Dr. Louis, who is also one of the spokesmen for MiniBooNE, said that initial answers could be out by fall and insisted that he was not betting either way. "We're just concentrating on getting the correct result," he said, "and we'll worry about the consequences later."

The consequences may include the understanding of atom production in the aftermath of the Big Bang and in supernovas. Because neutrinos are essential to the nuclear reactions that change protons to neutrons and vice versa, they influence which elements form in what relative proportions.

"That would have profound implications for our models of the early universe and for supernovas," said Dr. George M. Fuller, a professor of physics at the University of California, San Diego. "It could change everything."

The problem is that current models that include three flavors of neutrinos do a good job of explaining the amount of hydrogen and helium in the universe. The existence of sterile neutrinos would send astrophysicists scurrying to come up with new calculations to produce the same answers.

On the other hand, current models of supernovas have trouble producing enough neutrons to form the heavier elements like uranium, and Dr. Fuller said sterile neutrinos could shift the reactions toward producing more neutrons.

Future experiments should aim at understanding other aspects of neutrinos, said Dr. Kayser, who was co-chairman of a committee that just released recommendations for future neutrino study.

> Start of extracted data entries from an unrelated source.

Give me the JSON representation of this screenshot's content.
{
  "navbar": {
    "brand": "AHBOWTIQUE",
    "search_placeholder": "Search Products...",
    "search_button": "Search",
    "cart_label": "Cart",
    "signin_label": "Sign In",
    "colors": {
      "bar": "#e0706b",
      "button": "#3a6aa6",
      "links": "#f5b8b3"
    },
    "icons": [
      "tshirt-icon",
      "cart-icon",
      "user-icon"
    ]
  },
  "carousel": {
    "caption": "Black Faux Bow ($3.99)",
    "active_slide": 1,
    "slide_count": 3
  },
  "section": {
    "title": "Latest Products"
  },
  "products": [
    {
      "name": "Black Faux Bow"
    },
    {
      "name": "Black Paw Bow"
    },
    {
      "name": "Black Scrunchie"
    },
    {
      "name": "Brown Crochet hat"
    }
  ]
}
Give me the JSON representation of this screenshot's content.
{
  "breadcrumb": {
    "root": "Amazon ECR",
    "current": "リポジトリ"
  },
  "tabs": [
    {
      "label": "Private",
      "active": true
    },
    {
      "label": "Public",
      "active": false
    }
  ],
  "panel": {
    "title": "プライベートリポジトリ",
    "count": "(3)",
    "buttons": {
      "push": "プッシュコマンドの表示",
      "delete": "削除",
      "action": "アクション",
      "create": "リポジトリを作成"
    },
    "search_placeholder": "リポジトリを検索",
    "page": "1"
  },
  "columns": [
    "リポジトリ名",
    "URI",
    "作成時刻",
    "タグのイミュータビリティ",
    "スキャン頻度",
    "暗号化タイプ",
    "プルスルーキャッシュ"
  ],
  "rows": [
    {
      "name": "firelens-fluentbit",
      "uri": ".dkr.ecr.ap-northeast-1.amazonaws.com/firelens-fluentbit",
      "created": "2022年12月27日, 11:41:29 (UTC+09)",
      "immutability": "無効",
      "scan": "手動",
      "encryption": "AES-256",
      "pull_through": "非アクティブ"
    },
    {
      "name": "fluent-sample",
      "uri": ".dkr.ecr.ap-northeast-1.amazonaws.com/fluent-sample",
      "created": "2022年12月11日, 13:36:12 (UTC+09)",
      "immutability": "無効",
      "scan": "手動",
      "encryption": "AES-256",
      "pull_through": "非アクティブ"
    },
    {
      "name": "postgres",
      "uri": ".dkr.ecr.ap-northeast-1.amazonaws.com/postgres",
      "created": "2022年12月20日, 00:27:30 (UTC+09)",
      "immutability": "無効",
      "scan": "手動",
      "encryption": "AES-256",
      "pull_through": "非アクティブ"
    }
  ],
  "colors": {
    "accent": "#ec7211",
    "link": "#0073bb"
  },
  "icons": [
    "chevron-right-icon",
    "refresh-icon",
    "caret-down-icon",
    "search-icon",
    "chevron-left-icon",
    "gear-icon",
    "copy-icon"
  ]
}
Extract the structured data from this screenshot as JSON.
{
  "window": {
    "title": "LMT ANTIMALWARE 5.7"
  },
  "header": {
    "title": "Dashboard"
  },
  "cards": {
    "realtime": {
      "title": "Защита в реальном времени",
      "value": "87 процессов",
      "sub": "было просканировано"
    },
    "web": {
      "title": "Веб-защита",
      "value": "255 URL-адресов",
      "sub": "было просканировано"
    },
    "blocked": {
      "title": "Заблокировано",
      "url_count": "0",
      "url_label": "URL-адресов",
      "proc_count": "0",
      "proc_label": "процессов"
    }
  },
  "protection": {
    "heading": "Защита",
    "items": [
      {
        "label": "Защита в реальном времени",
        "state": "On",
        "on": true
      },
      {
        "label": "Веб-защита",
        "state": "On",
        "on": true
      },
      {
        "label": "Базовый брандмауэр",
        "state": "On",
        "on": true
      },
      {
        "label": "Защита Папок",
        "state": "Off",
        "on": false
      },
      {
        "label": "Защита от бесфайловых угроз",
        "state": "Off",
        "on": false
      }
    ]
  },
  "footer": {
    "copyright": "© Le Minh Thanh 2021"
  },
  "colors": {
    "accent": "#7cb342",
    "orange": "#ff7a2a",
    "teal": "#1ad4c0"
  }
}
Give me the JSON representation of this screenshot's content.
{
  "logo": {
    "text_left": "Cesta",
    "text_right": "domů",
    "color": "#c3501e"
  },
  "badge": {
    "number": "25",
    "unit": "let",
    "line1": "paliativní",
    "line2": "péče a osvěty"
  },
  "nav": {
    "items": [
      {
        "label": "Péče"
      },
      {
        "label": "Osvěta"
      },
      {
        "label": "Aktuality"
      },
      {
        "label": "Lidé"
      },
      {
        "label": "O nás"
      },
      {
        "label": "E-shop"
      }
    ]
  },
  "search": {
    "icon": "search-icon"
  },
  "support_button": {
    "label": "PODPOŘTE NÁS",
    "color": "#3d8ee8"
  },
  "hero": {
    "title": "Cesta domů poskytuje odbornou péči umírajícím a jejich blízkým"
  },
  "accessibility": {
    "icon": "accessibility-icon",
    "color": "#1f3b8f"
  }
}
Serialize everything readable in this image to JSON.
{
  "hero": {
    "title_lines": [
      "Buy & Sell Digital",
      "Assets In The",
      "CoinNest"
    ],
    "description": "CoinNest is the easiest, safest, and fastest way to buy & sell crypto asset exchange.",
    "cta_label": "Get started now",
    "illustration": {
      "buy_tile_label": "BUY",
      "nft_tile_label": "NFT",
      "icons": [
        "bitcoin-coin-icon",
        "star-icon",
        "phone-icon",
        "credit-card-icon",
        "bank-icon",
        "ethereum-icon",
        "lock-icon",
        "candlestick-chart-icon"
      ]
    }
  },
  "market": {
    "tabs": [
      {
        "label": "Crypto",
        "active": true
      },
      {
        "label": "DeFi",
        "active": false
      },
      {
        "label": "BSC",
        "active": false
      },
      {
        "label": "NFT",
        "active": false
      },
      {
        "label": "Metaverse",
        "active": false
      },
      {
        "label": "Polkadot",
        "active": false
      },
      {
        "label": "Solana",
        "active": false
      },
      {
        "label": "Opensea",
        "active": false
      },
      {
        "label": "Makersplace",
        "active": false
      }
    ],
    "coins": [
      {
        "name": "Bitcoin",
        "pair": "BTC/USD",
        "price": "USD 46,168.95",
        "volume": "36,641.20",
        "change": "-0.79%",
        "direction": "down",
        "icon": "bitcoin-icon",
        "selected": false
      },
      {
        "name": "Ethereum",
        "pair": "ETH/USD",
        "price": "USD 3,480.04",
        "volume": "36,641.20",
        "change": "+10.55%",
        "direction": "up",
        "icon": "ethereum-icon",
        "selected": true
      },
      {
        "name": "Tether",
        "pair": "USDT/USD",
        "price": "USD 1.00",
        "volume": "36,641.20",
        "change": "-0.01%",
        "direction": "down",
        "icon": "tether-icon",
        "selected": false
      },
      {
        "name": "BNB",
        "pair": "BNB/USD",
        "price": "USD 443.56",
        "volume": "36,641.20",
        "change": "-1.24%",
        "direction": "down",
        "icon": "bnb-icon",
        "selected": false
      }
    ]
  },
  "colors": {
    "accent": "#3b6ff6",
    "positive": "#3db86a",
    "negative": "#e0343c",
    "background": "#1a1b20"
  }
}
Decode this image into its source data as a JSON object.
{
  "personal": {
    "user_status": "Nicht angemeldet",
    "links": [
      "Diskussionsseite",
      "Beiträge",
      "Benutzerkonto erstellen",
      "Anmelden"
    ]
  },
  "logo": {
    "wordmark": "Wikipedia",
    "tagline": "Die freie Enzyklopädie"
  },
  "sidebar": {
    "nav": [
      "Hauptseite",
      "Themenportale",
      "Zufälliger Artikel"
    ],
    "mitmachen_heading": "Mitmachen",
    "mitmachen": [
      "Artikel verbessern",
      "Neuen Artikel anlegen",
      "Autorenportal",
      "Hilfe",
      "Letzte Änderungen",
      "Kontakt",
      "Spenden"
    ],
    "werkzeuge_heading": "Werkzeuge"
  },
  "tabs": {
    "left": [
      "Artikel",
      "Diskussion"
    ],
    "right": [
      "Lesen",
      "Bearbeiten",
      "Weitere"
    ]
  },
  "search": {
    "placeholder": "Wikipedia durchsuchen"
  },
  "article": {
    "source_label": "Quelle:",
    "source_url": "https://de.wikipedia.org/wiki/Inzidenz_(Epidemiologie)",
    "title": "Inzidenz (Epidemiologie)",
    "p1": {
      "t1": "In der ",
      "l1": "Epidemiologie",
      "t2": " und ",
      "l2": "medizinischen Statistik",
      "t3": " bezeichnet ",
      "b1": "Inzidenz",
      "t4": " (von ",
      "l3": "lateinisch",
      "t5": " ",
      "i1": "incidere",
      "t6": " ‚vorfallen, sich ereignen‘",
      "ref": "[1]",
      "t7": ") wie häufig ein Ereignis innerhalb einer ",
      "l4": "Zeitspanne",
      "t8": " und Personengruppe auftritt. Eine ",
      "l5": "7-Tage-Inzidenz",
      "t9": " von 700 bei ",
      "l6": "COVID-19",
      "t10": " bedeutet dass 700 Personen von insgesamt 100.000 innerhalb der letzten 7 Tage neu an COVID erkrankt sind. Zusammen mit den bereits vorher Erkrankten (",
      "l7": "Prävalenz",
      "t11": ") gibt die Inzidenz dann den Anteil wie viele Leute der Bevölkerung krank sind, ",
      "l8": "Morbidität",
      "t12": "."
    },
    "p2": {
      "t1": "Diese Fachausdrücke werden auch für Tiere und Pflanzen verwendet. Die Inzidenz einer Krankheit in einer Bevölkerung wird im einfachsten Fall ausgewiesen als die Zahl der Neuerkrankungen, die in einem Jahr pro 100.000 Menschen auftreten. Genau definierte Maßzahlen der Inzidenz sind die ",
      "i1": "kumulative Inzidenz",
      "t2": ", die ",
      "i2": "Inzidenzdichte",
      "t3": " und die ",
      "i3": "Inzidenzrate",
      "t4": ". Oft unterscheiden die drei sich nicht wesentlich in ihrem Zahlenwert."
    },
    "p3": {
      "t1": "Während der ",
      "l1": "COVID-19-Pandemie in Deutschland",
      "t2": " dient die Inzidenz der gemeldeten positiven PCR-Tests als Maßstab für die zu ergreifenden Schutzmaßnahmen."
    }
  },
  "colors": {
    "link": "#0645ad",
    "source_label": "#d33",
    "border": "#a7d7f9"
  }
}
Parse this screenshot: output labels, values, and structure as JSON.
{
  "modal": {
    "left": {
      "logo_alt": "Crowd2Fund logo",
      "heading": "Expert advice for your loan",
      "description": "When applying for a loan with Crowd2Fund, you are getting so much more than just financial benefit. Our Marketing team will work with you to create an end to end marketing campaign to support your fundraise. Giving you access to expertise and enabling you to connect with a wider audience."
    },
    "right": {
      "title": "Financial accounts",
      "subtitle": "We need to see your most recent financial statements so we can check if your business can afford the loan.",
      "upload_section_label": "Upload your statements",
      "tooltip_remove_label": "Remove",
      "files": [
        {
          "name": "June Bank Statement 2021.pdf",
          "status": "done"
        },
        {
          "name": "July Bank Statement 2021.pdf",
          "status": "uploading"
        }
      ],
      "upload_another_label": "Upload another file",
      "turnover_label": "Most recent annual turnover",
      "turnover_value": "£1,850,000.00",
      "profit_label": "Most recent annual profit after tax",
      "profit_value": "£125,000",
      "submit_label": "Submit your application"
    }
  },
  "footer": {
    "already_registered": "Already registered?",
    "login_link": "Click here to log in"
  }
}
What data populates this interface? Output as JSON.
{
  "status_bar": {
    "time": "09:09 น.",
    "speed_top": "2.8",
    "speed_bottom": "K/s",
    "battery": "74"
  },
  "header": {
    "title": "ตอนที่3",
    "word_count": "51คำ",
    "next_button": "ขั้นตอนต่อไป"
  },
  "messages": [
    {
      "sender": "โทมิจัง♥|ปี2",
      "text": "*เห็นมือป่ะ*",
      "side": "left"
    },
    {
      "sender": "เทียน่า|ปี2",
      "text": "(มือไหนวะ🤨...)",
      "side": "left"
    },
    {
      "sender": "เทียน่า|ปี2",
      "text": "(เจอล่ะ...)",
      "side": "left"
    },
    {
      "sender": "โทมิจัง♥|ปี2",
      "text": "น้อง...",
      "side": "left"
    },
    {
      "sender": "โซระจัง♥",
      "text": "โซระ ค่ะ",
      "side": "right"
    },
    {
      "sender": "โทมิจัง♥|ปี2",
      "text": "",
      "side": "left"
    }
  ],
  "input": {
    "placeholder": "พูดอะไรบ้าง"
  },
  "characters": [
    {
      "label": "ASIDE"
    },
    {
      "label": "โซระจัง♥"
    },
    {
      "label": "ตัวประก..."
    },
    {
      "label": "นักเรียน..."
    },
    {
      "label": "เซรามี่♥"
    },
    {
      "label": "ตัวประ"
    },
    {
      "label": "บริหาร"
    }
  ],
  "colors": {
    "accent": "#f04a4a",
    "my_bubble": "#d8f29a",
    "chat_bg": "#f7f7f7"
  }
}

For one, the neutrino oscillation findings say only that a difference in mass between the different flavors exists, but not the exact mass of any of them. The presumption is that because an electron is lighter than a muon and a muon is lighter than a tau that the same pattern should be true of the three neutrino flavors, with the electron neutrino the lightest and the tau neutrino the heaviest. But that does not have to be the case.

"It could be the other way around," Dr. Kayser said.

Physicists are also trying to learn whether an antineutrino is actually a neutrino. (Other antiparticles have opposite electrical charge. Because neutrinos are electrically neutral, nothing would prevent a neutrino from being its own antiparticle.)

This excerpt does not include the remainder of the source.